Evolutionary frameworks in innovation: exaptation and modular systems
30 January 2013
2.30 PM
• Pierpaolo Andriani (Euromed Management)
Abstract:
Exaptation is one of the most important and yet little studied evolutionary mechanisms in the history of species, ecosystems and technologies. Exaptation is defined as “characters, evolved for other usages (or for no function at all), and later “coopted” for their current role… .” (Gould and Vrba 1982). Hence, exaptation is a non-adaptive mechanism. Feathers were selected for thermal insulation and were later coopted for flight; microwave ovens started life as radar magnetrons. It follows that many technologies that today we take for granted were never invented but were instead ‘borrowed’ from other technological/market sectors. This observation poses two challenges: first, we need to understand how the leap to the new unintended function –prior to the adaptational trajectory– can be conceptualized other than as accident or contingency. At the heart of the exaptation is the indefinite, but rarely explicit, range of potential functions of existing objects/ideas. Second, we need to ascertain whether probing into exaptation and its dynamics can enhance our understanding of creativity and innovation.
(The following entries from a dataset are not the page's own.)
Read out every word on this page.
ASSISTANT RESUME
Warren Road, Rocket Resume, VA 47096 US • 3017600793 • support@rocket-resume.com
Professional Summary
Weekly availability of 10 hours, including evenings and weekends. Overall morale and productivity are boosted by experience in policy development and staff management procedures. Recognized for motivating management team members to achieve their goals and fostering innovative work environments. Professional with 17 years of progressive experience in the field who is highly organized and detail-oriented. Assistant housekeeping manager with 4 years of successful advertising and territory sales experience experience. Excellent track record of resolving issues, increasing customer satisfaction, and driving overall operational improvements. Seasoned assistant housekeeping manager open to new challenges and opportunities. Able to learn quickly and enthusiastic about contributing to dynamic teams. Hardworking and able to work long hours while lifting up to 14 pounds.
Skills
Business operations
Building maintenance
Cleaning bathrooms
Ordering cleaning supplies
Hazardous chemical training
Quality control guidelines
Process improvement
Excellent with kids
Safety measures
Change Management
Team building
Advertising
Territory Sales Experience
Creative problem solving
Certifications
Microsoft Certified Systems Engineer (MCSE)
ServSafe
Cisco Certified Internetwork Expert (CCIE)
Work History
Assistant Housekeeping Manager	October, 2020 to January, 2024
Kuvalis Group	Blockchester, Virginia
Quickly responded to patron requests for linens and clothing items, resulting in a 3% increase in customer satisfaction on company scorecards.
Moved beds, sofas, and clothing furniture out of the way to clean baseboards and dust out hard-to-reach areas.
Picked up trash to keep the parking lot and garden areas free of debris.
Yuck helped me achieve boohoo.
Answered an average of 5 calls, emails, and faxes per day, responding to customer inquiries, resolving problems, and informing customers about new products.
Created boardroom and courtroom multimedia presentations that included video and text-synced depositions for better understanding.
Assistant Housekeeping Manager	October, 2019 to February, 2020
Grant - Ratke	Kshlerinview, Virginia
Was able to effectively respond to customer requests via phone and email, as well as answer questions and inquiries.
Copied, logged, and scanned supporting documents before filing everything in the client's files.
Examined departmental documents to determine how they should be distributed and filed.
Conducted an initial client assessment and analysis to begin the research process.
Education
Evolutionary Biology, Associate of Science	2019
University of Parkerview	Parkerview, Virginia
This talk will cover the following aspects:
- What exaptation is: quick historical review of the concept and distinction between adaptive and nonadaptive mechanisms in technological evolution; problems and ambiguities with the current definition of exaptation in technological innovation.
- Exaptation and modular systems: definition and characteristics of exaptation in modular systems; relationship between the process of exaptation and the multilevel dynamics of innovation in modular systems.